Mas o interessante será constatar que não é pela
sua diferença em género que este
«eu»
absoluto dos dois poetas se distancia. A
complexidade e a diferença provêm porém da
essência do tema que cada poema trata, o seu
conteúdo. Em “Impressões do Crepúsculo” o
«eu»
percorre todo o poema entre o
«je-moi»:
“(…)O meu abandonar-me a mim próprio até
desfalecer,/
E
recordar tanto o Eu presente que me sinto
esquecer!...”, não há um destinatário directo, ou seja, um
«tu»
a que o «eu»
se
dirija, apenas é iludido o tempo e a hora,
surgindo sob um aspeto animado e personificado:
“Tão sempre a mesma, a Hora!... (…)A hora
expulsa de si-Tempo! Onda de recuo que invade
(…)”. O poema é ausente de amor físico e o
desejo, presentes todavia em “Crepúsculo” de
Florbela Espanca, onde a poeta invoca o amado e
projeta nele a sua imagem perdidamente saudosa e
melancólica: “Teus
olhos, borboletas de oiro, ardentes / (…) Meu
Amor, não sentes? (…)/ Como vagas saudades de
doentes...”
Em Pessoa, o «eu»
encontra-se desfragmentado, busca o outro
«eu»
de si mesmo, mas não o encontra, e não se
achando, desfalece e dispersa-se pela
intemporalidade que o envolve – o tempo e a hora
evocados de forma perturbadora e causal de toda
a existência e conflito interior que se passa
dentro do poeta: “ (…)
A hora expulsa de si-Tempo! Onda de recuo que
invade/ O meu abandonar-me a mim próprio até
desfalecer,/
E recordar tanto o Eu presente que me sinto esquecer!...(…)”.
O outro
afinal não está onde julgo estar, isto é, o
outro de “mim” que apela o poeta é uma mera
ilusão, um fantasma “(…)
O
Mistério sabe-me a eu ser outro...”, permanecido
no enigmático que abre assim uma polaridade de
si mesmo, a descoberta de outro de mim que me
habita. O poema centra-se num tema
essencialmente metafísico, pela procura do
«eu»
ideal, mas onde está a outra “parte” de mim
desfragmentada? É nesse conflito de dualidade
entre o ideal e o real com que se debate o
poeta, enfrentado a realidade como algo penoso a
ele que anseia viver na ilusão de si mesmo e de
tudo o que o envolve – dizendo respeito
essencialmente o presente que é algo
irremediável e o lança no esquecimento, pois o
presente representa a realidade, ou seja, o anti
ideal o anti tudo em suma: “(…)E recordar tanto
o Eu presente que me sinto esquecer!.../(…)
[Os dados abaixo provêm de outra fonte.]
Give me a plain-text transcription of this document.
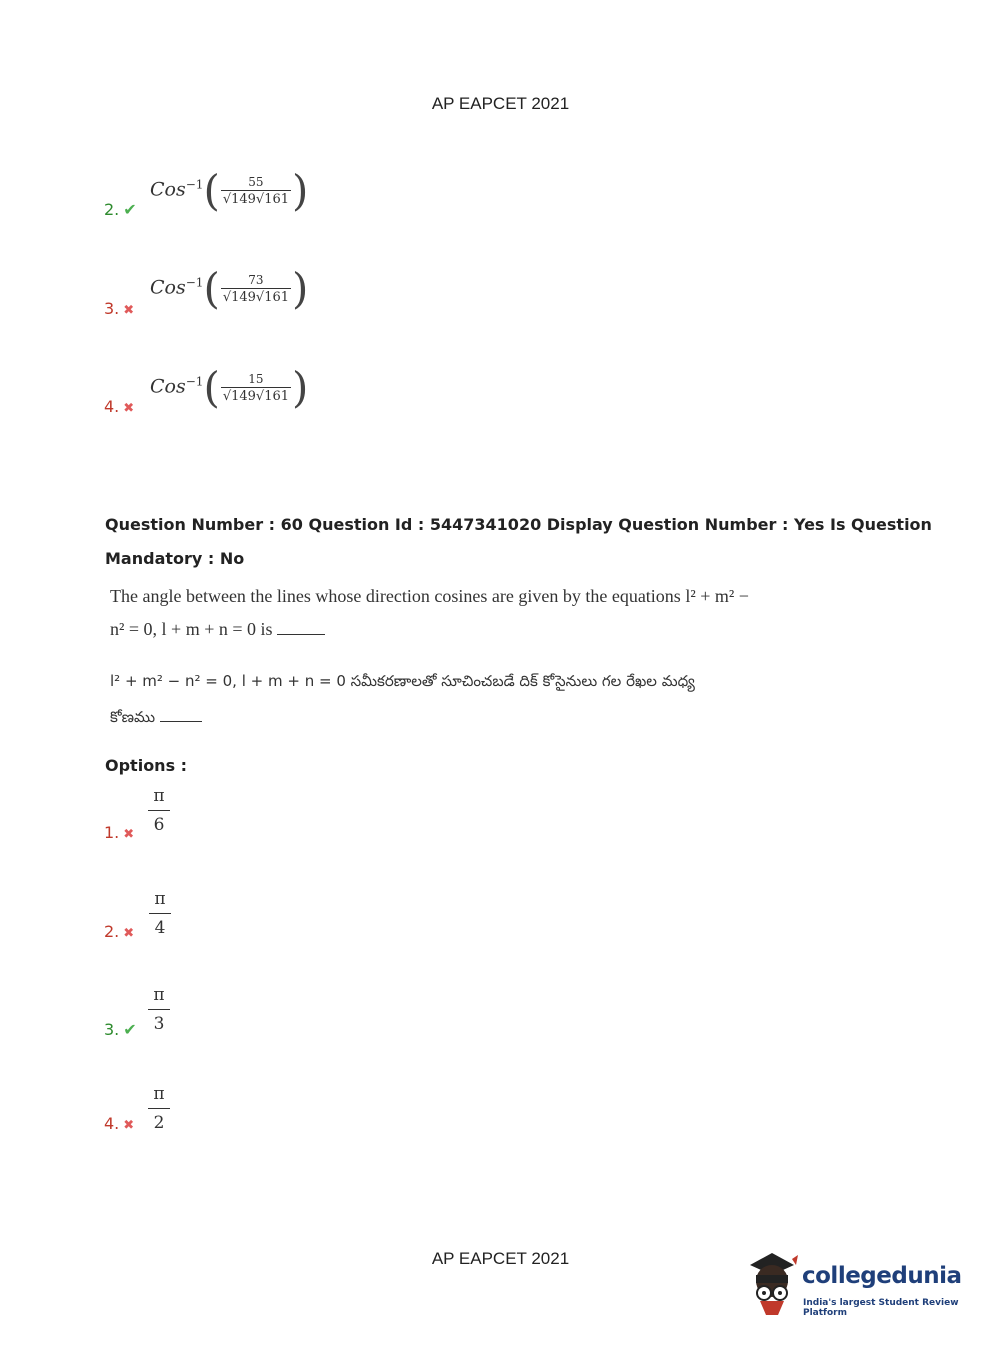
AP EAPCET 2021
2. ✔
$Cos^{-1}( \frac{55}{√149√161}$ )
3. ✖
$Cos^{-1}( \frac{73}{√149√161}$ )
4. ✖
$Cos^{-1}( \frac{15}{√149√161}$ )
Question Number : 60 Question Id : 5447341020 Display Question Number : Yes Is Question
Mandatory : No
The angle between the lines whose direction cosines are given by the equations l² + m² −
n² = 0, l + m + n = 0 is
l² + m² − n² = 0, l + m + n = 0 సమీకరణాలతో సూచించబడే దిక్ కోసైనులు గల రేఖల మధ్య
కోణము
Options :
1. ✖
π
6
2. ✖
π
4
3. ✔
π
3
4. ✖
π
2
AP EAPCET 2021
collegedunia
India's largest Student Review Platform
Horizontes fechando os olhos ao espaço em que
são elos de erro...”, como comenta George Rudolf
Lind a propósito de “Impressões do Crepúsculo”:
“O mundo não fornece resposta à ânsia indefinida
de Ideal, fechando-se a qualquer tentativa de
escape para além dos limites do mundo de sonho
por nós mesmo construído. Imagens desta nossa
limitação concluem o poema: primeiro horizontes,
depois portões numa indiferença de ferro –
impondo barreiras ao poeta e aos seu mundo de
sonho, para além das quais ele não consegue
escapar (4).”
Esse outro «eu»
inatingível, que o poeta procura alcançar, é o
«eu»
romântico
que vemos em Florbela em “Crepúsculo”. Aqui
trata-se do «eu»
procurar no «eu»
o outro «eu»
de si que falta, completando-se apenas quando se
associar ao amado por quem anseia: “(…)E
os lírios fecham...Meu Amor, não sentes?(…)/
Como vagas saudades de doentes...”. E enquanto
em “Impressões do Crepúsculo” o eu medita em si
mesmo, quão presente a abandonado se encontra de
si mesmo: “(…)
O meu abandonar-me a mim próprio até
desfalecer,/E recordar tanto o Eu presente que
me sinto esquecer!...”;
em “Crepúsculo” no eu avulta a melancolia, a
condenação, a solidão e a saudade que exalam de
Florbela Espanca o seu drama existencial e
melodramático amoroso, inversamente do drama
existencial e conflitual de Fernando Pessoa,
ambíguo e complexo.
Podemos verificar um «eu» narcísico tanto num
poema como noutro, embora representados em
aspectos distintos e paradoxais. O «eu» de
Florbela projeta-se no «tu» do amado através da
sua imagem emblemática, moldada do «eu» feminino
florbeliano amolecido, desfalecido, frágil e
cansado, entregue ao amor total do «tu» que é
certamente no entender da poeta mais forte e
combativo, que ela, tal como refere Nuno Júdice
(5): “A
descrição do corpo, em Florbela, tem uma
coerência que se fixa em três pontos nucleares:
as mãos (e os dedos), a boca (e os lábios) e os
olhos (e as pálpebras) (…)
Um outro aspecto da
imagem do corpo tem a ver com a oposição entre o
corpo do sujeito e o do Outro – um Eu e um Tu em
que se opõem a negatividade do Eu à positividade
do Tu.
São estes os elementos polarizadores de um
conjunto de imagens que, por fim, talvez se
tornem repetitivas pela sua insistência”.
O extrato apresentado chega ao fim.